The official narrative of the Polaris Expedition, edited by the late Rear-Admiral Davis, and published by the U.S. Navy Department, will prove a valuable record for reference.

The first volume of the physical results of the same expedition, by Dr. Emil Bessels, has also been published under the auspices of the Smithsonian Institution.

The Austrian scheme for the establishment of stations of observation within the arctic circle has again been brought forward, and seems likely to be carried out. Lieutenant Weyprecht, who commanded the Austrian expedition that discovered Franz-Josef Land in 1874, and Count Wilczek, one of the promoters of that expedition, have announced that they intend to undertake an arctic expedition to establish a station of observation in Northern Nova Zembla, and they strongly urge the establishment of others at various points both in the northern and southern hemispheres.

GREENLAND. No more valuable contribution to geographical literature has appeared for a very long time than Dr. Rink's “Danish Greenland.” For sixteen winters and twenty-two summers the author resided in the country, for a portion of the time as its governor. Not only could no other living person have written this book, but its accuracy and completeness appear to be beyond criticism.

EUROPE. The great demand of the year has been for maps and descriptions of the seat of war-a want partly supplied by the reissue of old maps, and partly by the publication of numerous new ones, as nearly accurate as could be expected of countries not having the advantages of a systematic government survey

Among the best of new issues is a map of European Turkey, in seventeen sheets, on a scale of 200oo, by Colonel Artamanow, of the Russian service.

The steadily increasing interest in exact geographical knowledge is attested by the increasing membership of the older geographical societies, and the establishment of new ones at Copenhagen, Antwerp, Brussels, Marseilles, and Bremen.

In Germany the Imperial Railroad Commission has published a chart of the most extensive net-work of railroads in the world; and a complete physico-statistical atlas of Germany has been edited by Messrs. R. André and O. Peschel.

A complete catalogue of dwelling-places in the kingdom of Bavaria, and a new topographical map of Baden, deserve mention.

The project of draining the southern part of the ZuyderZee has been submitted by the government of the kingdom of Holland to the States-General.

Count Bela-Szechenyi's “History of Neusidler” Lake gives a curious account of the rise and fall of its waters, with the reasons for the phenomena, and interesting discoveries from the stone age in the lake. In 1854 the waters of the lake, which lies in the western part of Hungary, near the Austrian frontier, began gradually to sink, until in 1868 there was not left so much as a marshy spot in its bed; but since 1869, they have been slowly returning, until in 1876 the surface of the lake has resumed its normal appearance.

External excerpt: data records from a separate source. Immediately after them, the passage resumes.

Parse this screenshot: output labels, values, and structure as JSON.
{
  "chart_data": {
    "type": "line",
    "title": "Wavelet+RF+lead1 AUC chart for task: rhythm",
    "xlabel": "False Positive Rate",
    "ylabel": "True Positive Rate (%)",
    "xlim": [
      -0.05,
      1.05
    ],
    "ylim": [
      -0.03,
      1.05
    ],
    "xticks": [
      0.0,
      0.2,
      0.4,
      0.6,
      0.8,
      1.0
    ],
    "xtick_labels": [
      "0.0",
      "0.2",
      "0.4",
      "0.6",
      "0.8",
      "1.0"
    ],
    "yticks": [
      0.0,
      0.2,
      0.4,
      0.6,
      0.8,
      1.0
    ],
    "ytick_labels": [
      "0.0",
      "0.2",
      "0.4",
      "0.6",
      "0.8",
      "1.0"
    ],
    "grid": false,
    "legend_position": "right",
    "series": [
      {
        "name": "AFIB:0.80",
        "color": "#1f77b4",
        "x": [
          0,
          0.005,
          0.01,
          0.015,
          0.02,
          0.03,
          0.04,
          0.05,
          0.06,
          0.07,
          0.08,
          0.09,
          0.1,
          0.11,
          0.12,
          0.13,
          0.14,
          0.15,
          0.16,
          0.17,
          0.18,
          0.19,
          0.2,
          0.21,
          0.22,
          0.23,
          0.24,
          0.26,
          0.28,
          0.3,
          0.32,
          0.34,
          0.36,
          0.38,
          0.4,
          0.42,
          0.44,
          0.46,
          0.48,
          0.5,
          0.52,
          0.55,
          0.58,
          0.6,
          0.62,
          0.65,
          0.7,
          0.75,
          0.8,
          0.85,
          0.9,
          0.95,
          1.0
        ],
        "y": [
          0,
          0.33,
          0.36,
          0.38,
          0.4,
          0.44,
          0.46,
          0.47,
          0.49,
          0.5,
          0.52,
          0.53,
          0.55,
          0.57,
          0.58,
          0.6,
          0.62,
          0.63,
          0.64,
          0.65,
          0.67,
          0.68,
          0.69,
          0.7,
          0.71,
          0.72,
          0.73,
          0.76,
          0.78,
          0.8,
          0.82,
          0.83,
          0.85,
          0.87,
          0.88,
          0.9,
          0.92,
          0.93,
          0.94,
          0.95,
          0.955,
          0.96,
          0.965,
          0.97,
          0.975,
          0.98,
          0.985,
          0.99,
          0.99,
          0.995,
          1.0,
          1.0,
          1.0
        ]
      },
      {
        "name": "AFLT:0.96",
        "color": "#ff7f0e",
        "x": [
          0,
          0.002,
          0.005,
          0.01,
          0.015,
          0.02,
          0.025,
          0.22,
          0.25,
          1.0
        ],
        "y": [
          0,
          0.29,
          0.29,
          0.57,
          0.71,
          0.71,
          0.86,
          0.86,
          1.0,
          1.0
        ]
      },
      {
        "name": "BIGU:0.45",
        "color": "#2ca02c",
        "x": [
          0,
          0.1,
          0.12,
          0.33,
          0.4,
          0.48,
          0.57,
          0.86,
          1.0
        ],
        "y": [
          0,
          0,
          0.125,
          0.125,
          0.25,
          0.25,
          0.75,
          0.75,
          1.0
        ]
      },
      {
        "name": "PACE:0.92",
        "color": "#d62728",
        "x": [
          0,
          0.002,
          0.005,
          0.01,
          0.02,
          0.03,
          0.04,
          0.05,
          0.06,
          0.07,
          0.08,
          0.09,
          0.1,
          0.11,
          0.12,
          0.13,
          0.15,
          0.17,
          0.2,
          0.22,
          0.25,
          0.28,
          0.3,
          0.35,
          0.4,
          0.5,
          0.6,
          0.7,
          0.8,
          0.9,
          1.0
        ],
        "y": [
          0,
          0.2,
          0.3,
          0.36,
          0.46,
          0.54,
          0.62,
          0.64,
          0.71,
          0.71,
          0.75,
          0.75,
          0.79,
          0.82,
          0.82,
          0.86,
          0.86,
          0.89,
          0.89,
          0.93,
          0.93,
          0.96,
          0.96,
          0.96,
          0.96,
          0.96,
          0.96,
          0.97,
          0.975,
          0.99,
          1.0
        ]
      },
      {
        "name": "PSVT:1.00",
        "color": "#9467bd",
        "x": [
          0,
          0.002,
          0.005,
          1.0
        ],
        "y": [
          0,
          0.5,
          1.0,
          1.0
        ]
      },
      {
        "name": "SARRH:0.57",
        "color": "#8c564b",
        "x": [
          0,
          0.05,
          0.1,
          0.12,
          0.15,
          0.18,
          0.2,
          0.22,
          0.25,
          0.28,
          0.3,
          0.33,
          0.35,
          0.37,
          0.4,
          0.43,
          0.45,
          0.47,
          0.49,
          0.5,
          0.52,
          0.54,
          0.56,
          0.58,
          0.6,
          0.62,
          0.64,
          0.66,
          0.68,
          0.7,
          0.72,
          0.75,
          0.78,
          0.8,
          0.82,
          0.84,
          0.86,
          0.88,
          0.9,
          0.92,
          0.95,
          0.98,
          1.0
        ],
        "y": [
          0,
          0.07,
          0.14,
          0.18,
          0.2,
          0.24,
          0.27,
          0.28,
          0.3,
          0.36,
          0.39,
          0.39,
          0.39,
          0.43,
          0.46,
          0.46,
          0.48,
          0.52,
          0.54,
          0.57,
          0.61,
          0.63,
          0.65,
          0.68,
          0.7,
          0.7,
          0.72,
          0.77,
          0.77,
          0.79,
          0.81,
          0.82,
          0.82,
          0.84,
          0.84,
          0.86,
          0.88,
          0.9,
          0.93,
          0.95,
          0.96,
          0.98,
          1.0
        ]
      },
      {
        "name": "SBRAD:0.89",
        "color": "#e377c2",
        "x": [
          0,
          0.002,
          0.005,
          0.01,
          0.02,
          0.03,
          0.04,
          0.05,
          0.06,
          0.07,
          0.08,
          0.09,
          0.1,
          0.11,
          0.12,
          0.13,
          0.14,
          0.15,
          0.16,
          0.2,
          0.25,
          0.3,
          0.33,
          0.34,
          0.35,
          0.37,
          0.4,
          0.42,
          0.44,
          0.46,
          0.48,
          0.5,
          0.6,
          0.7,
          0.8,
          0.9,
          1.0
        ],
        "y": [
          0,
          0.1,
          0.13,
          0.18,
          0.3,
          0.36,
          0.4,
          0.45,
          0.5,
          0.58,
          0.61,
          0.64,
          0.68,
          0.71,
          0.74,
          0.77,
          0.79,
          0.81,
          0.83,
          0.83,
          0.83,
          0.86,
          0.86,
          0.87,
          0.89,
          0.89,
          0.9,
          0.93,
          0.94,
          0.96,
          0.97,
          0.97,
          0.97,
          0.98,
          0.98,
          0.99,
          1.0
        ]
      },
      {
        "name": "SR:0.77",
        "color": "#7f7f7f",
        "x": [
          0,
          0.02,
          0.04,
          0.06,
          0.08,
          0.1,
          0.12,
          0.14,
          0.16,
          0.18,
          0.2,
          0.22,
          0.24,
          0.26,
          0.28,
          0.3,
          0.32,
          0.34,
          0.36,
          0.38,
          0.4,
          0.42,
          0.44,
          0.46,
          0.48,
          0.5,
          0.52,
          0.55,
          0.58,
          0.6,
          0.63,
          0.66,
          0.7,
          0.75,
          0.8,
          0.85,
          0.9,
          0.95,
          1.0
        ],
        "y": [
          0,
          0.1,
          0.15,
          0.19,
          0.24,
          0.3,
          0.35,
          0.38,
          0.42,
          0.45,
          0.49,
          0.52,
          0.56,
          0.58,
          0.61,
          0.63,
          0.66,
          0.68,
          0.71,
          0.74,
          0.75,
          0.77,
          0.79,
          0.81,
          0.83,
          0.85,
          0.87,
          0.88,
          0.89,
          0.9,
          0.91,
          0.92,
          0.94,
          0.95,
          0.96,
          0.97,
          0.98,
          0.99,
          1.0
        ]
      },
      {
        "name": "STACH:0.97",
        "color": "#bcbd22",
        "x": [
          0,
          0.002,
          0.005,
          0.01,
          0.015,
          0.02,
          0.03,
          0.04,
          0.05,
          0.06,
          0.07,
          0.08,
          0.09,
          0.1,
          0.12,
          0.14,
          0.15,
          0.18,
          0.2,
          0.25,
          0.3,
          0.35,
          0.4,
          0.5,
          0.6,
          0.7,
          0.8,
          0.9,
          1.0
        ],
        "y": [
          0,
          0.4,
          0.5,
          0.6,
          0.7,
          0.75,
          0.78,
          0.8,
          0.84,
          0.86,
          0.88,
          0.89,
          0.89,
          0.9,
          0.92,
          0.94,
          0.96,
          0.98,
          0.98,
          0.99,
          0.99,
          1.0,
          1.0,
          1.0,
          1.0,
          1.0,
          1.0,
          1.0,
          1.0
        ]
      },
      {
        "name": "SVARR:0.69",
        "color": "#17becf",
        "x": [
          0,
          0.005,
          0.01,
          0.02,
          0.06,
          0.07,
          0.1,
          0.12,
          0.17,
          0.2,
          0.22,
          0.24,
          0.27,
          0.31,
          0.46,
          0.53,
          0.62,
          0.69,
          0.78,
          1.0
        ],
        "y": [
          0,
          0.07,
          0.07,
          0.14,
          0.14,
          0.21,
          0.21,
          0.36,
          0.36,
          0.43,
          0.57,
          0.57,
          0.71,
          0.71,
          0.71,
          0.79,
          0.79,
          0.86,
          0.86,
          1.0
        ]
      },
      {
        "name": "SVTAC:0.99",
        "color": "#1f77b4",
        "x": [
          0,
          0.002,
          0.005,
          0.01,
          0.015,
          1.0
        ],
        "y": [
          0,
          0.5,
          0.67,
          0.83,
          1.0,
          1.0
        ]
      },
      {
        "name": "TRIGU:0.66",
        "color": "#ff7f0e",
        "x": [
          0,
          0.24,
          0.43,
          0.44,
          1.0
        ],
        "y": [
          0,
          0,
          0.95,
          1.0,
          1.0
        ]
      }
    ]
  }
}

The second division of “La France” has been completed in the admirable work of Élisée Reclus, “Nouvelle Géographie Universelle."

PALESTINE. The scientific survey of Western Palestine, under the charge of Lieutenant Kitchiner, R.E., has been completed. This laborious undertaking has been pursued, in spite of many difficulties, for more than five years, and it now only remains to work out the map of Palestine, which will consist of twenty-six sheets, on the scale of one inch to the mile.

A report on the “Line of Levels from the Mediterranean to the Sea of Galilee,” by Lieutenant Kitchiner, has been read before the Royal Geographical Society.

The levels extended over about thirty-six miles, and the result of the work showed the depression of the Sea of Galilee to be 682.5 feet below the Mediterranean, being 40 or 50 feet greater than had been generally supposed. The depression of the Dead Sea was found to be 1292 feet, and that of the deepest part of the valley of the Jordan 1300 feet below the Mediterranean. There seems no doubt that the whole of the enormous quantity of water brought down by the Jordan to the Dead Sea is carried off by evaporation.

A German association for the exploration of Palestine has been lately formed by scientific men, in different parts of the empire and in Switzerland, the headquarters of which will be at Baedeker's in Leipzig.